The central bank of South Korea is taking its digital currency (CBDC) experiment to a fundamentally new level. While testing was previously isolated, the regulator is now integrating deposit tokens directly into the operational banking infrastructure. This involves the full-scale connection of nine commercial banks, which will create electronic wallets, vouchers, and a blockchain environment for managing the digital won in real-world settlements.
This step marks a transition from pilot payments between test wallets to the implementation of CBDC in everyday financial transactions. The Bank of Korea also plans to replace part of government subsidies and targeted program funds with digital vouchers. The goal is to reduce administrative costs and increase transparency in budget expenditures.

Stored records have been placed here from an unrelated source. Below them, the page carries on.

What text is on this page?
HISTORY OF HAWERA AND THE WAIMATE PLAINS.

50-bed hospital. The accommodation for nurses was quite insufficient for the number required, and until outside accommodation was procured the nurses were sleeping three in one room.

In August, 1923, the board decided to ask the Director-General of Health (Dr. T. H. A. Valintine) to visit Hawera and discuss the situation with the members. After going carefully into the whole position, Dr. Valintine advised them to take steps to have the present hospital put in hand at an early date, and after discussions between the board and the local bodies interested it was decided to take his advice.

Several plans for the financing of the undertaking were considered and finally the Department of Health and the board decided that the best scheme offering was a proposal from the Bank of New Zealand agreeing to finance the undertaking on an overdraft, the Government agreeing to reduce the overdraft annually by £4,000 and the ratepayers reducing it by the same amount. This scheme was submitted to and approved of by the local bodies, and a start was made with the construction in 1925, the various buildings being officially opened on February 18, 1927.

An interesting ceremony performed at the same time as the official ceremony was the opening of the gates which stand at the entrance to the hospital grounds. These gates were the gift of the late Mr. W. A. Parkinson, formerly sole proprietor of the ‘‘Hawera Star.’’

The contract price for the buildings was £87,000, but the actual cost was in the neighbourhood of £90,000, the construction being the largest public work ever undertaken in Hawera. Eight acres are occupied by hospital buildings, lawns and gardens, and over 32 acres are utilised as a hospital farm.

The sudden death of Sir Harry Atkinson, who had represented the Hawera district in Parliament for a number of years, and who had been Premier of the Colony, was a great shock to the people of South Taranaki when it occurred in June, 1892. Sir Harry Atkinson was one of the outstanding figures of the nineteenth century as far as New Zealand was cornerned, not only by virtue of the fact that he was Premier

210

Contrast with the US Position
Against the backdrop of South Korea's ambitious pilot, Washington's position appears diametrically opposed. The Donald Trump administration is not only in no hurry to launch a digital dollar but is also legislatively cementing a rejection of this idea. The US Treasury, led by Scott Bessent, has repeatedly stated that the focus will be on leadership in the digital assets sphere, but not on a government-issued digital currency.
Last week, the Senate and the House of Representatives agreed to advance a large-scale housing bill, which includes a provision for a complete ban on the issuance of CBDCs until December 31, 2030. Thus, the world's two largest economies are moving in opposite directions: Seoul is actively implementing a central bank digital currency, while Washington is blocking the very possibility of its emergence.
Cryptalist Analysis: The divergence in approaches between the US and South Korea is not just a tactical discrepancy but a strategic choice of different models of financial sovereignty. Korea is betting on the efficiency of budget fund allocation and transaction control, while the US, fearing excessive government control, prefers to preserve the field for private stablecoins and DeFi. In my view, by 2030 we will see that a complete ban on CBDCs in the US could result in a loss of technological leadership in the sphere of government digital payments.